「踏切の幽霊」高野和明著
時は1994年。東京・下北沢の踏切で幽霊の目撃証言や列車の停車騒ぎが相次いでいた。
女性誌の記者の松田は、編集長にネタを振られ、調べることに。すると1年前に身元不明の若い女性が殺されていたことが判明。そして事件発生時刻が夜中の1時3分と知り、松田はぞっとする。取材を始めた頃から、1時3分になると家に無言電話がかかってきていたのだ。
翌日、現場に向かった松田は、遮断機の下りた踏切の中に女性が立ち入っているのを目撃。助けに入ろうとした瞬間、同行のカメラマンに止められた。松田が見たものは、幽霊だったのか。

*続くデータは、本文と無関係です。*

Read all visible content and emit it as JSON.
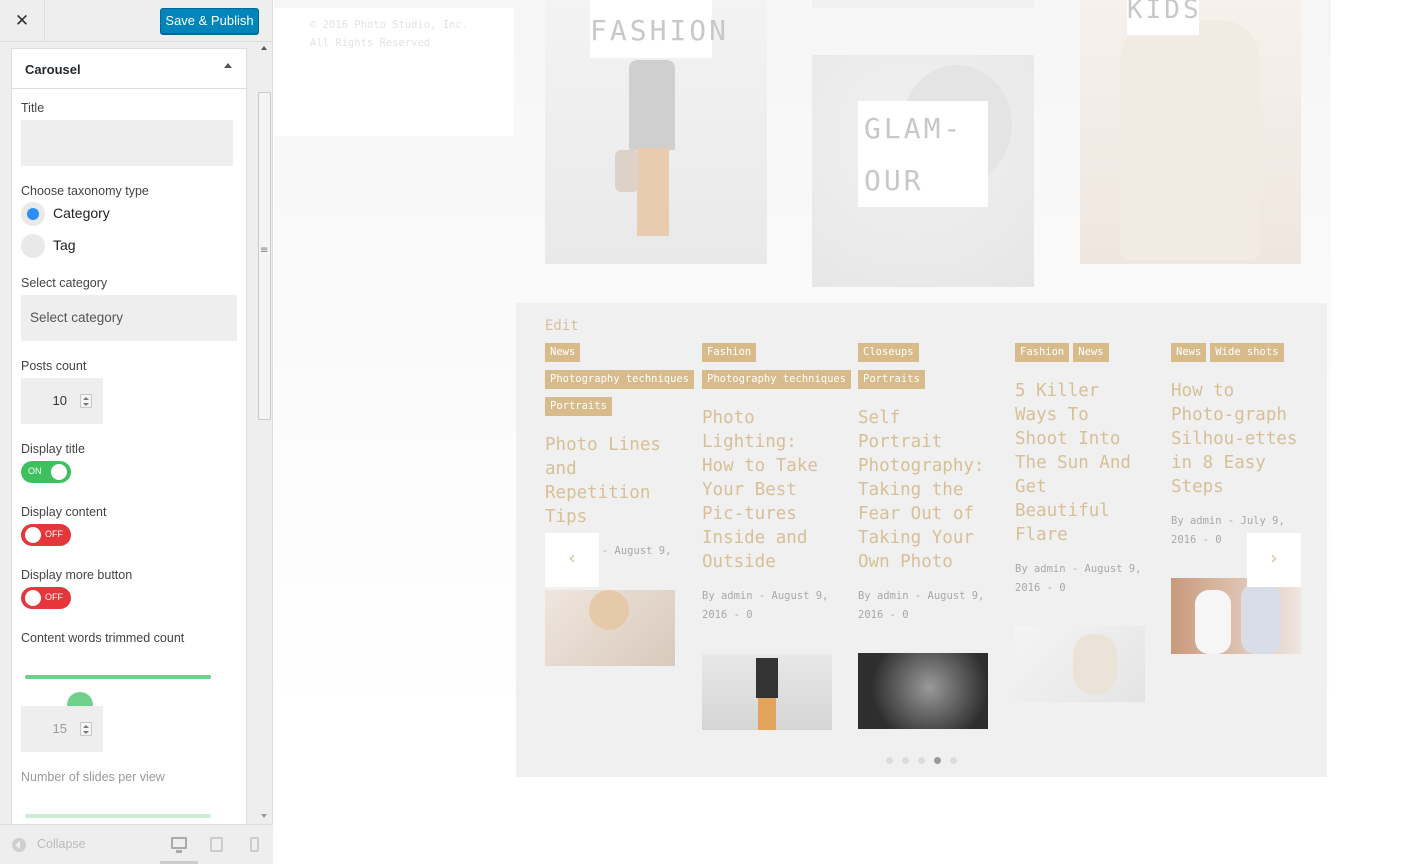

前作「ジェノサイド」で一躍有名になった著者の11年ぶりの最新刊は幽霊小説。
妻を亡くし、霊など信じなかった松田だが、女性が勤めていたキャバクラの同僚や拘留中の犯人など、さまざまな証言を積み重ね、女性の身元を探っていく。やがて霊媒師を介して知らされた、ある言葉にヒントを得た松田は、ある場所に赴いた。
少しずつ明らかになる被害女性の生前、変化する松田の心象がリアルさをもって迫ってくる。ホラーながらミステリーの様相を持ち合わせ、松田が追う怪奇現象の真相に引き込まれる。